İLK FEMİNİST HAREKET'İNDE KURUCUSU
Cumhuriyetin ilk feminist hareketi olan ve 1924'te kurulan Türkiye Kadınlar Birliği'nin de kuruculuğunu Safiye Ali yapmıştır. Efsane aktivist Nezihe Muhiddin'in önderliğinde önce parti olarak kurulan ancak sonrasında birliğe dönüştürülen Türkiye Kadınlar Birliği Türkiye'de kadın haklarının çağdaşlaşmasında önemli rol oynar. Safiye Ali bu birliğin sağlık komisyonunu yönetirken genç kızların fuhuşa sürüklenmesinin önüne geçmeye çalışır.

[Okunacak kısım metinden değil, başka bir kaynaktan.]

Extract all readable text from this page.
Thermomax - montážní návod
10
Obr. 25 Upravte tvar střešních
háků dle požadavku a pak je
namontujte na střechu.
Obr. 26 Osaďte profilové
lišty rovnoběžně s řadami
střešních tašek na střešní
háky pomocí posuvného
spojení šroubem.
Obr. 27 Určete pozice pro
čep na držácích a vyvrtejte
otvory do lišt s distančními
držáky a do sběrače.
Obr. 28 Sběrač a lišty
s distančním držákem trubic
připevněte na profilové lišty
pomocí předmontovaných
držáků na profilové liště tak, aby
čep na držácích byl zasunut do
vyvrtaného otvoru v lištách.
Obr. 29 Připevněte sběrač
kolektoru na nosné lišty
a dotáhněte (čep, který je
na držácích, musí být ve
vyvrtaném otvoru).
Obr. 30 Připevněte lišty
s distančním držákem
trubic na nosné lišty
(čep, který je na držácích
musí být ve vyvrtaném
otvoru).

ULUSLARARASI KONGREDE TÜRKİYE'Yİ TEMSİL EDEN İLK DELEĞE
Safiye Ali 3 büyük uluslararası tıp kongresinde Türkiye'yi temsil etmiştir. Ali yurt dışında Türk kadınına laf ettirmez.1924'teki Londra Uluslararası Kadın Doktorlar Kongresi'ne katılan Ali aynı zamanda uluslararası bir kongrede Türkiye'yi temsil eden ilk kadın delege olur. Londralıların ülkesindeki tek kadın doktor olma eleştirisine ise şöyle cevap verir: "Ben burada hâlihazırdaki kadın doktorları değil yakın bir vadede yetişecek olan kadın doktorları temsil ediyorum."

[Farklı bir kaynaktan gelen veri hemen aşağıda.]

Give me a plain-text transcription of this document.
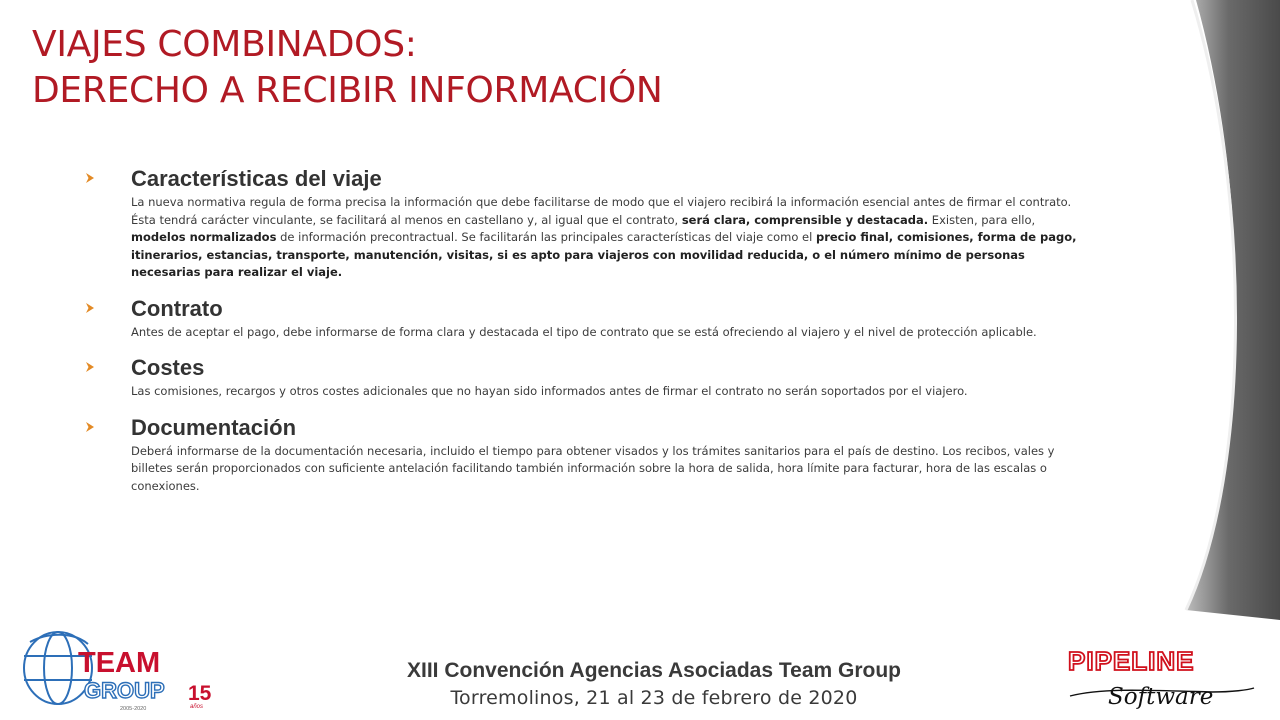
VIAJES COMBINADOS:
DERECHO A RECIBIR INFORMACIÓN
Características del viaje
La nueva normativa regula de forma precisa la información que debe facilitarse de modo que el viajero recibirá la información esencial antes de firmar el contrato. Ésta tendrá carácter vinculante, se facilitará al menos en castellano y, al igual que el contrato, será clara, comprensible y destacada. Existen, para ello, modelos normalizados de información precontractual. Se facilitarán las principales características del viaje como el precio final, comisiones, forma de pago, itinerarios, estancias, transporte, manutención, visitas, si es apto para viajeros con movilidad reducida, o el número mínimo de personas necesarias para realizar el viaje.
Contrato
Antes de aceptar el pago, debe informarse de forma clara y destacada el tipo de contrato que se está ofreciendo al viajero y el nivel de protección aplicable.
Costes
Las comisiones, recargos y otros costes adicionales que no hayan sido informados antes de firmar el contrato no serán soportados por el viajero.
Documentación
Deberá informarse de la documentación necesaria, incluido el tiempo para obtener visados y los trámites sanitarios para el país de destino. Los recibos, vales y billetes serán proporcionados con suficiente antelación facilitando también información sobre la hora de salida, hora límite para facturar, hora de las escalas o conexiones.
XIII Convención Agencias Asociadas Team Group
Torremolinos, 21 al 23 de febrero de 2020
TEAM
GROUP 15
años
2005-2020
PIPELINE
Software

KANSER SAFİYE ALİ'NİN PEŞİNİ BIRAKMAZ
1928 yılında kanser teşhisi konan Safiye Ali sessiz sedasız Almanya'ya gider ve Dortmund şehrinde tedavi olur. Hastalığına rağmen halka hizmet etmeyi 2. Dünya Savaşı'nda dahi bırakmayan Ali, savaştan sonra duyduğu özlem ile yurda dönmek ister ancak hastalığı nükseder ve bu sefer vücut tedaviye cevap vermez.

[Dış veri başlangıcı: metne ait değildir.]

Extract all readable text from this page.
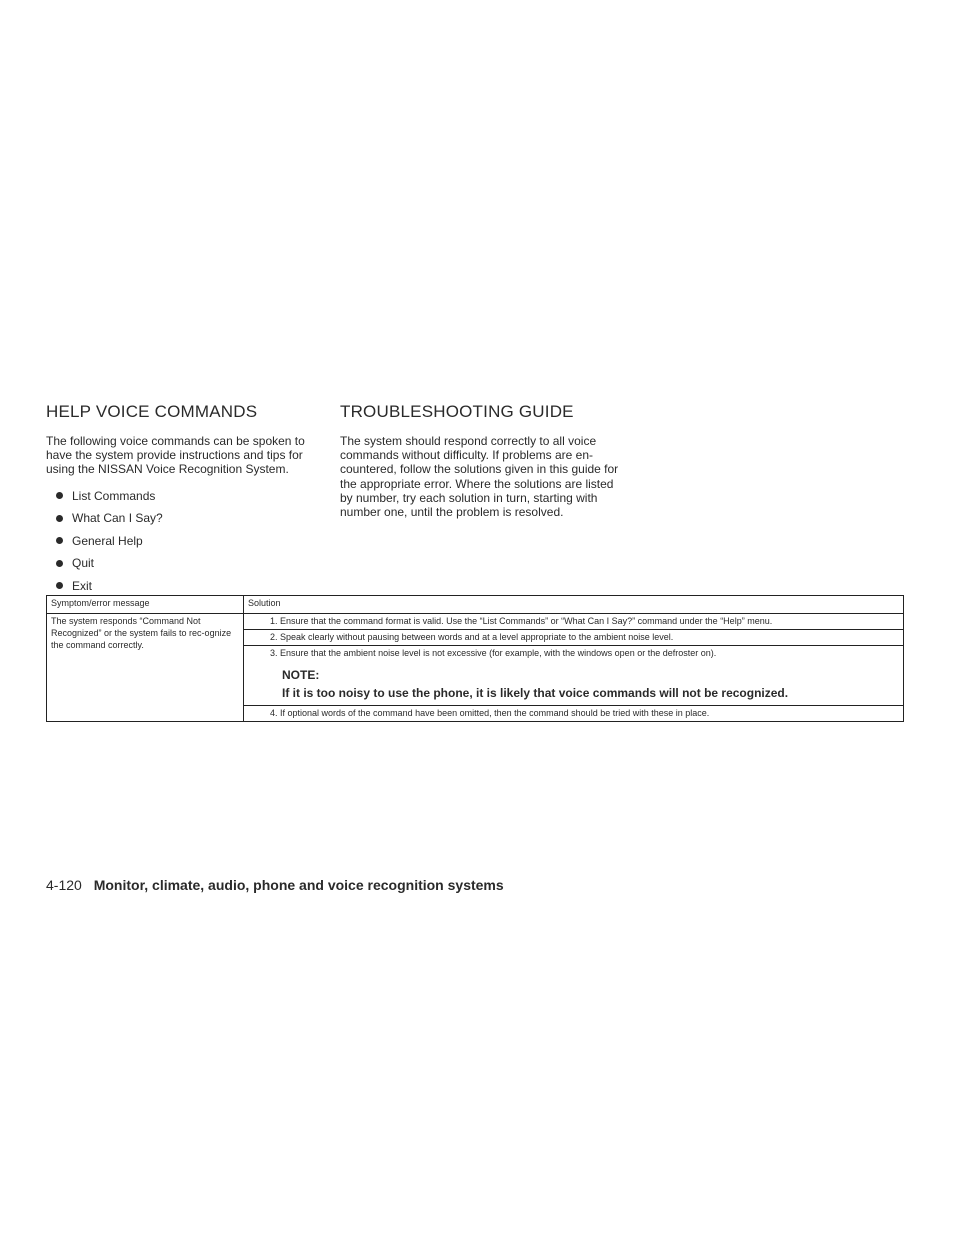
HELP VOICE COMMANDS

The following voice commands can be spoken to have the system provide instructions and tips for using the NISSAN Voice Recognition System.

List Commands
What Can I Say?
General Help
Quit
Exit
TROUBLESHOOTING GUIDE

The system should respond correctly to all voice commands without difficulty. If problems are en-countered, follow the solutions given in this guide for the appropriate error. Where the solutions are listed by number, try each solution in turn, starting with number one, until the problem is resolved.

Symptom/error message	Solution
The system responds “Command Not Recognized” or the system fails to rec-ognize the command correctly.	1. Ensure that the command format is valid. Use the “List Commands” or “What Can I Say?” command under the “Help” menu.
	2. Speak clearly without pausing between words and at a level appropriate to the ambient noise level.

	3. Ensure that the ambient noise level is not excessive (for example, with the windows open or the defroster on).
NOTE:
If it is too noisy to use the phone, it is likely that voice commands will not be recognized.

	4. If optional words of the command have been omitted, then the command should be tried with these in place.
4-120 Monitor, climate, audio, phone and voice recognition systems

9 Temmuz 1952'de Dortmund Merkez Mezarlığı'ndaki cenazesinde ise Prof. Dr. Lehmann şöyle der Safiye Ali için: “Safiye’nin yüreği bir pırlantaydı. O yüksek ruhlu, insancıl bir varlıktı. Bizim kalbimizde hayranlık duyduğumuz, büyük bir yardımsever melek olarak yaşayacaktır…”.